Kubrick era de fato genial. Dirigiu uma galeria de filmes que impressiona até hoje, um diretor exímio, com olhar fotográfico perfeito, roteiro complexos e simbolismos. Sua matéria de inspiração vinha de obras que estavam em livros de escritores tão artísticos quanto ele. "2001 – Uma odisseia no espaço" é parcialmente inspirado em um conto de "A Sentinela" de Arthur Clarke; o "Iluminado" vem do popular livro de mesmo nome de Stephen King; mesmo caso de "Lolita" de Vladmir Nabokov. Era um artista que queria ser visto. Mesmo prezando por qualidade, queria que seus filmes fossem exibidos em grandes salas de cinema.

O que não entra no clichê de gênio é ver o homem, pai e marido que não era antissocial, mas apenas não gostava de frequentar locais badalados, como explica sua esposa Christiane, que este ano faria 60 anos de casada com ele: "dizer que não saía de casa não corresponde à verdade. Na verdade, fazia-o muitas vezes, só que não frequentava locais públicos onde normalmente se encontravam figuras conhecidas, como por exemplo grandes restaurantes. Frequentava locais mais discretos. Quanto aos amigos célebres, como Spielberg, esses vinham nos visitar em casa. Mais uma vez não vejo nada de extraordinário nisso: há tanta gente que prefere comer tranquilamente em casa, com os amigos".

Kubrick é um exemplo do artista que é tão bom, tão empenhado e tão apaixonado que vende sua arte e não a si mesmo e deixa que as pessoas preencham as outras lacunas.

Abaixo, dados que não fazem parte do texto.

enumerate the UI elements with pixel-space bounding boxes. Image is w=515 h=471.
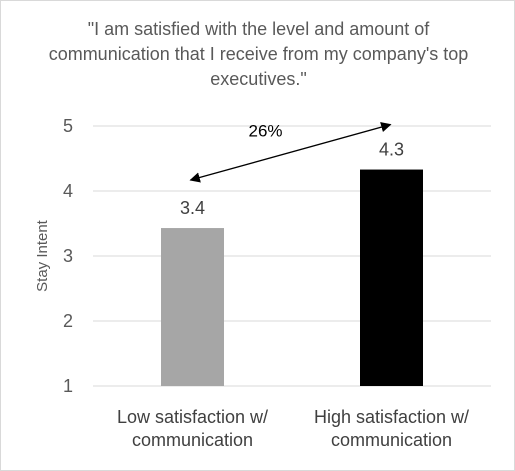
difference-arrow — [189, 122, 392, 183]
bar — [161, 228, 224, 386]
x-tick-label: Low satisfaction w/communication — [117, 407, 268, 450]
data-label: 3.4 — [180, 198, 205, 218]
data-label: 4.3 — [379, 140, 404, 160]
y-tick-label: 4 — [63, 181, 73, 201]
difference-label: 26% — [248, 121, 282, 140]
y-tick-label: 5 — [63, 116, 73, 136]
y-tick-label: 2 — [63, 311, 73, 331]
x-tick-label: High satisfaction w/communication — [314, 407, 469, 450]
bar — [360, 169, 423, 386]
y-tick-label: 1 — [63, 376, 73, 396]
chart-title: "I am satisfied with the level and amoun… — [48, 19, 469, 89]
y-tick-label: 3 — [63, 246, 73, 266]
y-axis-title: Stay Intent — [34, 219, 51, 292]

Seu maior e mais divertido brinquedo era criar essas obras e vendê-las, produzi-las e colocá-las nas melhores salas para que fossem exibidas com qualidade. Como ele mesmo explica: "algumas pessoas ficam espantadas por eu me preocupar com os cinemas onde o filme está sendo exibido. Acham que é alguma forma de ansiedade demente, mas a Lucasfilm fez uma pesquisa em muitas salas e publicaram os resultados em um relatório que praticamente confirma todas as suas piores suspeitas. Por exemplo, em um dia, 50% das impressões são arranhadas. Os amplificadores não são bons e o som é ruim. As luzes são desiguais…", isso não mostra obsessão, mas sim paixão, e querer entregar o melhor produto a seus espectadores.
Um diretor que sempre enfatizou que o público deve construir uma conexão com as histórias, com os personagens – eles são complexos e fortes, mas são humanos e de grande empatia. Entender a diferença entre arte e artista é uma tarefa hercúlea para alguns que não conseguem entender que arte pode ser a extensão do artista, mas não necessariamente de seu todo.